Shriwash Nitesh, Aiman Ayesha, Singh Prithvi, Basir Seemi Farhat, Shamsi Anas, Shahid Mohammad, Dohare Ravins, Islam Asimul
Centre for Interdisciplinary Research in Basic Sciences, Jamia Millia Islamia, Okhla, New Delhi, India.
Department of Biosciences, Faculty of Natural Sciences, Jamia Millia Islamia, Okhla, New Delhi, India.
PLoS One. 2024 Dec 19;19(12):e0314428. doi: 10.1371/journal.pone.0314428. eCollection 2024.
Multiple sclerosis (MS) is a complex neurological disorder marked by neuroinflammation and demyelination. Understanding its molecular basis is vital for developing effective treatments. This study aims to elucidate the molecular progression of MS using multiomics and network-based approach.
We procured differentially expressed genes in MS patients and healthy controls by accessing mRNA dataset from a publicly accessible database. The DEGs were subjected to a non-trait weighted gene co-expression network (WGCN) for hub DEGs identification. These hub DEGs were utilized for enrichment, protein-protein interaction network (PPIN), and feed-forward loop (FFL) analyses.

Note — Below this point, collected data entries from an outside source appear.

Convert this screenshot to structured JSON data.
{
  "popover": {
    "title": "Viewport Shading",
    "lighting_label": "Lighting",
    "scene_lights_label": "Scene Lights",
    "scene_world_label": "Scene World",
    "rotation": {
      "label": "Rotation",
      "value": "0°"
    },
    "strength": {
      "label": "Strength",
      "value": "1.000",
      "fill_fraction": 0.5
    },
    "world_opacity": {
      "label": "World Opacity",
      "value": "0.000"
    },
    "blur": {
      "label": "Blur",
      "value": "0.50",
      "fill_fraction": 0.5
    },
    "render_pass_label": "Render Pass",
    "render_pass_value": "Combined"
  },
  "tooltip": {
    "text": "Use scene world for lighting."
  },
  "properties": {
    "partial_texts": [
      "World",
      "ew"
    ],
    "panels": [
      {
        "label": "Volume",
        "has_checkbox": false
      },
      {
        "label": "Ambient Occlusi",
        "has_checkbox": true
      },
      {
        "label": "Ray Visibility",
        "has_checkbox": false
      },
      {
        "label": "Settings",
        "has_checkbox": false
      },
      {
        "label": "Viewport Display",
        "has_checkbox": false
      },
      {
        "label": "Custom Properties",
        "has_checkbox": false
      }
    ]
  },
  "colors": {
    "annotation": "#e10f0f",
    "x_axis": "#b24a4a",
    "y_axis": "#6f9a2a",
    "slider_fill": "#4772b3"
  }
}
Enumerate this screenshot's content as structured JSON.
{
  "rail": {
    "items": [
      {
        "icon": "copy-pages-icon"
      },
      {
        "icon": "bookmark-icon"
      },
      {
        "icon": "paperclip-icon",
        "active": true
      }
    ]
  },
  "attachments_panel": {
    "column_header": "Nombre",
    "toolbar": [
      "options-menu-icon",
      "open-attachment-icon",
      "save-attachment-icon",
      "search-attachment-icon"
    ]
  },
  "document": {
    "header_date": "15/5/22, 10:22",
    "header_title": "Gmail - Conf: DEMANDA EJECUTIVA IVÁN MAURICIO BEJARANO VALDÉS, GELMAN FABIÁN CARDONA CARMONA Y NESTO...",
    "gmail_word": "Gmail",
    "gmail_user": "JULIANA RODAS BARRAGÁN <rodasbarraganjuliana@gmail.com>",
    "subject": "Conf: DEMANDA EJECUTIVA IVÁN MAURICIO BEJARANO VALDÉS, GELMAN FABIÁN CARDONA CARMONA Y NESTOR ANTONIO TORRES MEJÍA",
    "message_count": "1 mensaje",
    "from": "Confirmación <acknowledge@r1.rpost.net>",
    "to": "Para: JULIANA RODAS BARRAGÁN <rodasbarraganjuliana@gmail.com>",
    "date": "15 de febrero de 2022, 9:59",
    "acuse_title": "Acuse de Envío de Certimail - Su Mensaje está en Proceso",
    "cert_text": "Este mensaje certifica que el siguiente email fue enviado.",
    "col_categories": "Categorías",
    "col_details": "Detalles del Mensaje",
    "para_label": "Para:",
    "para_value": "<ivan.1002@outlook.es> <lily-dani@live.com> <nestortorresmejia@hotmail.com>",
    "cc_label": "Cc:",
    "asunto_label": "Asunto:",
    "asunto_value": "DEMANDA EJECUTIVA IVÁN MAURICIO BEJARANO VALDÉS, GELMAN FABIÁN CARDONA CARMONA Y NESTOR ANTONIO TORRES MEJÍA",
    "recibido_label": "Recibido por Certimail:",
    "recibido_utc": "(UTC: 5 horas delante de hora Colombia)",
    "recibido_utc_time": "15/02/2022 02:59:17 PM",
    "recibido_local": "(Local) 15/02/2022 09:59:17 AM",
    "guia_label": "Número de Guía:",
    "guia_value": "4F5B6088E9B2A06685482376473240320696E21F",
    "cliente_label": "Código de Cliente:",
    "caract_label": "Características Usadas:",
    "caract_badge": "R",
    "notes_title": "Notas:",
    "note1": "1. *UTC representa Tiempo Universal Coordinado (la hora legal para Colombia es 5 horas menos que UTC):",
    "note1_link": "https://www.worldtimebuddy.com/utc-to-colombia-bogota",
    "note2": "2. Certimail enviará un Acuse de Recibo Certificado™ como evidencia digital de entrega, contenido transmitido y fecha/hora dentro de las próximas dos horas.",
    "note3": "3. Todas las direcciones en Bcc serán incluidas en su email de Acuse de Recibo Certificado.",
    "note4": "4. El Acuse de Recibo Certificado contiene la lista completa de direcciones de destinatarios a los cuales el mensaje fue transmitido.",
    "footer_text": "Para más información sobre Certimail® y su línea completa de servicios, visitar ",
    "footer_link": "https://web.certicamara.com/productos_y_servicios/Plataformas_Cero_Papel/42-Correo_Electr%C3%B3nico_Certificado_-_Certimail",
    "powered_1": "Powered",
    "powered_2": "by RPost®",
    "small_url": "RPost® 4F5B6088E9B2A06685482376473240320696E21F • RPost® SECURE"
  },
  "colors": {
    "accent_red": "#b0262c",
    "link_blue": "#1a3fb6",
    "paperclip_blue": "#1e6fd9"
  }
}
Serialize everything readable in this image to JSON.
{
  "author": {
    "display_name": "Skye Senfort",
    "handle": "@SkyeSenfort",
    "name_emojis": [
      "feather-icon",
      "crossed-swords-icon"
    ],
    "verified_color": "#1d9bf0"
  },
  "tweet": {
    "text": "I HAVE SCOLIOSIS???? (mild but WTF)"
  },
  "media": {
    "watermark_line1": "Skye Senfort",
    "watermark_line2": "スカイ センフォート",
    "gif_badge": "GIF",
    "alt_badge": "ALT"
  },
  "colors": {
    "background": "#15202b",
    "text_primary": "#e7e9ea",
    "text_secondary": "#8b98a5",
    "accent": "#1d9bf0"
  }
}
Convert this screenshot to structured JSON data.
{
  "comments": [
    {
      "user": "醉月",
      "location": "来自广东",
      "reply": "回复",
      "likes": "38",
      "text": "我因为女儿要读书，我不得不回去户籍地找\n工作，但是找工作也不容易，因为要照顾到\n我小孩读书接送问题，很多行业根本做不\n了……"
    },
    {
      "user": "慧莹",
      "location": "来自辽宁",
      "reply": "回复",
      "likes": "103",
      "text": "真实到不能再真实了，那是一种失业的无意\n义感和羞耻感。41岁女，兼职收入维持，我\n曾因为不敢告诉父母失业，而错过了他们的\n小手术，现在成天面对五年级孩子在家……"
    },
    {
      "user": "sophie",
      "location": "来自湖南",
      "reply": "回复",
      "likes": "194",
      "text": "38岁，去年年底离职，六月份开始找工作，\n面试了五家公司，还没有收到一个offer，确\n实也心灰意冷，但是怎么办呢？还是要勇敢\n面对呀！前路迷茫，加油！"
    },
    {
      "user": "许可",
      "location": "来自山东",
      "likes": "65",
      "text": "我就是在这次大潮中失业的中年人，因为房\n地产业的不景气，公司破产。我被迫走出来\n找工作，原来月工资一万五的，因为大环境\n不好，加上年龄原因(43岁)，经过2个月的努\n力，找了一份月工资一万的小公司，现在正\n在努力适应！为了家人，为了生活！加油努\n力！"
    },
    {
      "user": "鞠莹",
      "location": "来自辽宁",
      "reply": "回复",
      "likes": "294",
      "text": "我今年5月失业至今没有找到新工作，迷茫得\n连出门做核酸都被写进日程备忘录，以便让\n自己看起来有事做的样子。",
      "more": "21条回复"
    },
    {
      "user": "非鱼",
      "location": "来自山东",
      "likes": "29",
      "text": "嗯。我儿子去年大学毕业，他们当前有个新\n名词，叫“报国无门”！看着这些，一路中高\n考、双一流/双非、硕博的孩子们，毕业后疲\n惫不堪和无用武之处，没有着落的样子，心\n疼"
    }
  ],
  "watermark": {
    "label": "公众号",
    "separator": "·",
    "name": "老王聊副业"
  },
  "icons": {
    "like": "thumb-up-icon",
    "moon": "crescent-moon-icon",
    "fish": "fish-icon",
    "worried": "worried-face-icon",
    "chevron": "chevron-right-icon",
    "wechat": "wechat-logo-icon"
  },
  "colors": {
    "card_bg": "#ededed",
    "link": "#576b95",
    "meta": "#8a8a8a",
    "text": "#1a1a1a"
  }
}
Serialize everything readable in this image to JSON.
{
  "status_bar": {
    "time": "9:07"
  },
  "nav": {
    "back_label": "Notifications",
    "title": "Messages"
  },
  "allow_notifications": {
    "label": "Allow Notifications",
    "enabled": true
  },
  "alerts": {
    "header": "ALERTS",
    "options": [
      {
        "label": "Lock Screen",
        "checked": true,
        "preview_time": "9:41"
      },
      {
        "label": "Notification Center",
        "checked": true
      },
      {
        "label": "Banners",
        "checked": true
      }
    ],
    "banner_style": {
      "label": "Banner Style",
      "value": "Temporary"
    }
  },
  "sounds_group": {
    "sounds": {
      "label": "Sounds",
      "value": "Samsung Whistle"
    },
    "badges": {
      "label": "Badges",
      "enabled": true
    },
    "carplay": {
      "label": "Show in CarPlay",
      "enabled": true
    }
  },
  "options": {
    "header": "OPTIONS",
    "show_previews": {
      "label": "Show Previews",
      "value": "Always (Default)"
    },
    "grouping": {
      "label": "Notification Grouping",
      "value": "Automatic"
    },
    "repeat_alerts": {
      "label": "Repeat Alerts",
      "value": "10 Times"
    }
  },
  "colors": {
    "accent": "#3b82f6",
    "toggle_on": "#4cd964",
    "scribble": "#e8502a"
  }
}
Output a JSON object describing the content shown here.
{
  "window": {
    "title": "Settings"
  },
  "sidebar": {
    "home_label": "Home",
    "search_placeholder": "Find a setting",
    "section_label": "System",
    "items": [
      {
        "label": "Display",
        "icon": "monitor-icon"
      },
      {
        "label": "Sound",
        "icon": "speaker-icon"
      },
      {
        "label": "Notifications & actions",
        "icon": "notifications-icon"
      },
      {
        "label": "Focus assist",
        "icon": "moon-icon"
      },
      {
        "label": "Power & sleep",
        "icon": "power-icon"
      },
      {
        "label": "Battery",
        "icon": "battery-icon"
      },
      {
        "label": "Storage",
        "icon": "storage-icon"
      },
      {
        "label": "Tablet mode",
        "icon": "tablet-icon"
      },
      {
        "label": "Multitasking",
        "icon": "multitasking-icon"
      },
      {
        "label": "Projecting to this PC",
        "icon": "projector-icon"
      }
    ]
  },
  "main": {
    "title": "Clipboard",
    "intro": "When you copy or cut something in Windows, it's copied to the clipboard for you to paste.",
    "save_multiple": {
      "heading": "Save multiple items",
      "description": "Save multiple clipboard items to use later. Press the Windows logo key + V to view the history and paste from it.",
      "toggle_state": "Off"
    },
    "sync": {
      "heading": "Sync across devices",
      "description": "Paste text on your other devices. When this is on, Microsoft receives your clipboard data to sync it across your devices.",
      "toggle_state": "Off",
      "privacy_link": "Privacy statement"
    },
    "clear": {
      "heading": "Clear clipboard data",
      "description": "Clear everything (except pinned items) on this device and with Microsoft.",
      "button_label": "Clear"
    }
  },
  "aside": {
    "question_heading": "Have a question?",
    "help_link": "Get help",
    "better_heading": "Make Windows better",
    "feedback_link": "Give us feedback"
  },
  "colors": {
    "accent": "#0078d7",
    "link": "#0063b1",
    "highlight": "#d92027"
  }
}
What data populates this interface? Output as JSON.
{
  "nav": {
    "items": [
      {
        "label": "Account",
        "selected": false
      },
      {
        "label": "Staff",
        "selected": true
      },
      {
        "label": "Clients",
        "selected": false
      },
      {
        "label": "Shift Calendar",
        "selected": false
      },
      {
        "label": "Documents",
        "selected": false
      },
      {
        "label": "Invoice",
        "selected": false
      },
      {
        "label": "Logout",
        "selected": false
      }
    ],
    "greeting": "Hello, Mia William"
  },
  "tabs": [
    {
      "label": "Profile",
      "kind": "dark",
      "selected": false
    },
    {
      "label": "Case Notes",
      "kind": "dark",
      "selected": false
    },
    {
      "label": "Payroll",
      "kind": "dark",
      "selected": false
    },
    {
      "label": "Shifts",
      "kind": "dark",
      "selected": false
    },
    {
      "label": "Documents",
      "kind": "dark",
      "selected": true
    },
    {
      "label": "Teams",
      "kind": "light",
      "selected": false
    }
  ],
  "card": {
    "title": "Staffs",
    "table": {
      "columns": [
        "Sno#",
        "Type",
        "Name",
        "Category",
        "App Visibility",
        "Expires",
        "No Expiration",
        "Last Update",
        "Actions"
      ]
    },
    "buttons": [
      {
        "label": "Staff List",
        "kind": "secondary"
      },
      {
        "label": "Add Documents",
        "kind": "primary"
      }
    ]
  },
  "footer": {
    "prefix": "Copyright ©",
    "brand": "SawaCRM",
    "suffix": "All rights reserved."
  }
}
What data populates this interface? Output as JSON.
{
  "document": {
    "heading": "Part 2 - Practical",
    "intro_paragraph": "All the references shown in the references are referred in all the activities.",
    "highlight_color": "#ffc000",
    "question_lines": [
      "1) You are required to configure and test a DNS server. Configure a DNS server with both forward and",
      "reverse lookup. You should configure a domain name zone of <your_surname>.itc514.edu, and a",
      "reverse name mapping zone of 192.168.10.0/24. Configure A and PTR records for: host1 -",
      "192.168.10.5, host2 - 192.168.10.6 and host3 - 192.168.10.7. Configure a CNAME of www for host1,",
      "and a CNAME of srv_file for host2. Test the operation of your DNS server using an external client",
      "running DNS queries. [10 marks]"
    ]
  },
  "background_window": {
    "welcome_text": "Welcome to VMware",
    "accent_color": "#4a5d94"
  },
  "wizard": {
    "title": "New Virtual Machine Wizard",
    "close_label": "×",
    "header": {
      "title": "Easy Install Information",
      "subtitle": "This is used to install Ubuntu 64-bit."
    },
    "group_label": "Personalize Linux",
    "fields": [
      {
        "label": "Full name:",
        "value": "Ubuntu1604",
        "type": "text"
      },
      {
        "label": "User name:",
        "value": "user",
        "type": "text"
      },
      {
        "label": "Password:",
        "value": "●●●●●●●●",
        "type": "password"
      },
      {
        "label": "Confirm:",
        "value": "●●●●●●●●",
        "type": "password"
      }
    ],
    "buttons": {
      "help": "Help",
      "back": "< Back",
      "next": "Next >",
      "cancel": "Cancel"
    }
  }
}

We identified 880 MS-associated DEGs. WGCN revealed a total of 122 hub DEGs of which most significant pathway, gene ontology (GO)-biological process (BP), GO-molecular function (MF) and GO-cellular compartment (CC) terms were assembly and cell surface presentation of N-methyl-D-aspartate (NMDA) receptors, regulation of catabolic process, NAD(P)H oxidase H2O2 forming activity, postsynaptic recycling endosome. The intersection of top 10 significant pathways, GO-BP, GO-MF, GO-CC terms, and PPIN top cluster genests identified STAT3 and CREB1 as key biomarkers. Based on essential centrality measures, CREB1 was retained as the final biomarker. Highest-order subnetwork FFL motif comprised one TF (KLF7), one miRNA (miR-328-3p), and one mRNA (CREB1) based on essential centrality measures.
This study provides insights into the roles of potential biomarkers in MS progression and offers a system-level view of its molecular landscape. Further experimental validation is needed to confirm these biomarkers' significance, which will lead to early diagnostic and therapeutic advancements.
多发性硬化症(MS)是一种以神经炎症和脱髓鞘为特征的复杂神经系统疾病。了解其分子基础对于开发有效的治疗方法至关重要。本研究旨在使用多组学和基于网络的方法阐明MS的分子进展。
我们通过访问一个可公开获取的数据库中的mRNA数据集,获取了MS患者和健康对照中差异表达的基因。将这些差异表达基因用于非特征加权基因共表达网络(WGCN)以识别枢纽差异表达基因。这些枢纽差异表达基因用于富集分析、蛋白质-蛋白质相互作用网络(PPIN)分析和前馈环(FFL)分析。
我们鉴定出880个与MS相关的差异表达基因。WGCN共揭示了122个枢纽差异表达基因,其中最显著的通路、基因本体(GO)-生物学过程(BP)、GO-分子功能(MF)和GO-细胞区室(CC)术语是N-甲基-D-天冬氨酸(NMDA)受体的组装和细胞表面呈递、分解代谢过程的调节、NAD(P)H氧化酶H2O2形成活性、突触后回收内体。前10个显著通路、GO-BP、GO-MF、GO-CC术语和PPIN顶级聚类基因的交集确定STAT3和CREB-1为关键生物标志物。基于基本中心性度量,CREB-1被保留为最终生物标志物。基于基本中心性度量,最高阶子网FFL模体由一个转录因子(KLF7)、一个微小RNA(miR-328-3p)和一个信使核糖核酸(CREB-1)组成。
本研究深入了解了潜在生物标志物在MS进展中的作用,并提供了其分子景观的系统层面视图。需要进一步的实验验证来确认这些生物标志物的重要性,这将推动早期诊断和治疗的进展。